1. Reduce user flow friction Several text input fields (e.g. GitHub endpoint url) are redundant and should be eliminated for users. Some other text input fields require users to memorize/look up Regular Expression, Cron code, Board IDs, etc. to fill in; it will be more friendly to turn them into dropdown selectors.
2. Correct the imbalance between regular UI mode and Advanced JSON mode at creating pipelines The functions of the regular UI mode doesn't match those of the Advanced mode for which user types in JSON for configuration. For instance, the regular UI mode has missing configuration fields (e.g. Feishu).
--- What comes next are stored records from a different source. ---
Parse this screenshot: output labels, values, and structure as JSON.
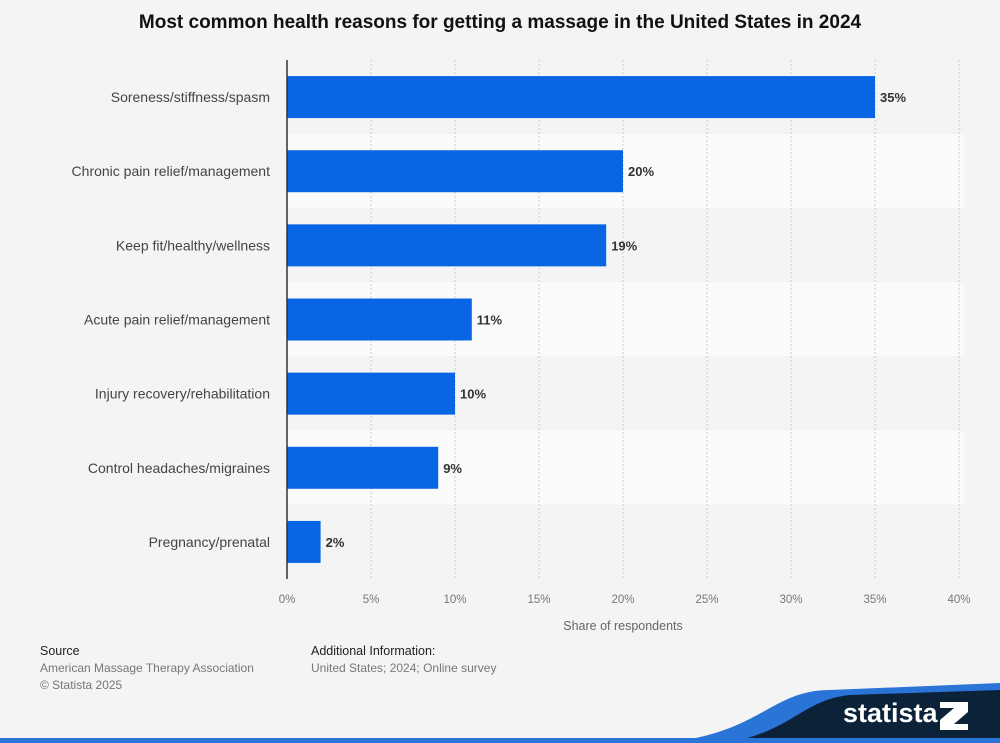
{
  "chart_data": {
    "type": "bar",
    "orientation": "horizontal",
    "title": "Most common health reasons for getting a massage in the United States in 2024",
    "categories": [
      "Soreness/stiffness/spasm",
      "Chronic pain relief/management",
      "Keep fit/healthy/wellness",
      "Acute pain relief/management",
      "Injury recovery/rehabilitation",
      "Control headaches/migraines",
      "Pregnancy/prenatal"
    ],
    "values": [
      35,
      20,
      19,
      11,
      10,
      9,
      2
    ],
    "data_labels": [
      "35%",
      "20%",
      "19%",
      "11%",
      "10%",
      "9%",
      "2%"
    ],
    "xlabel": "Share of respondents",
    "ylabel": "",
    "xlim": [
      0,
      40
    ],
    "xticks": [
      "0%",
      "5%",
      "10%",
      "15%",
      "20%",
      "25%",
      "30%",
      "35%",
      "40%"
    ],
    "grid": true,
    "bar_color": "#0866e4"
  },
  "footer": {
    "source_heading": "Source",
    "source": "American Massage Therapy Association",
    "copyright": "© Statista 2025",
    "info_heading": "Additional Information:",
    "info": "United States; 2024; Online survey",
    "logo": "statista"
  }
}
3. Show most relevant details for users in more obvious places (e.g. progression/status of pipeline runs) Lots of status/progression related information is buried too deep. For instance, in the Blueprint list, even unfolding a Blueprint cannot reveal the tasks of that Blueprint.
4. Reconsider the order of configuration tasks for each data provider Based on different data providers, we should reconsider the order of configuration tasks. For an example for GitHub, we should let users select repos first before filling in PR and Issue Type options. We can draw a flow chart for each.
5. Disentangle convoluted concepts The concepts of Pipelines and Blueprints are presented in a convoluted way by the UI. We should eliminate the "All Pipeline Runs" page and unify the function of "creating a Pipeline with Blueprint" and "creating a Blueprint with a previously defined Pipeline task" into one place.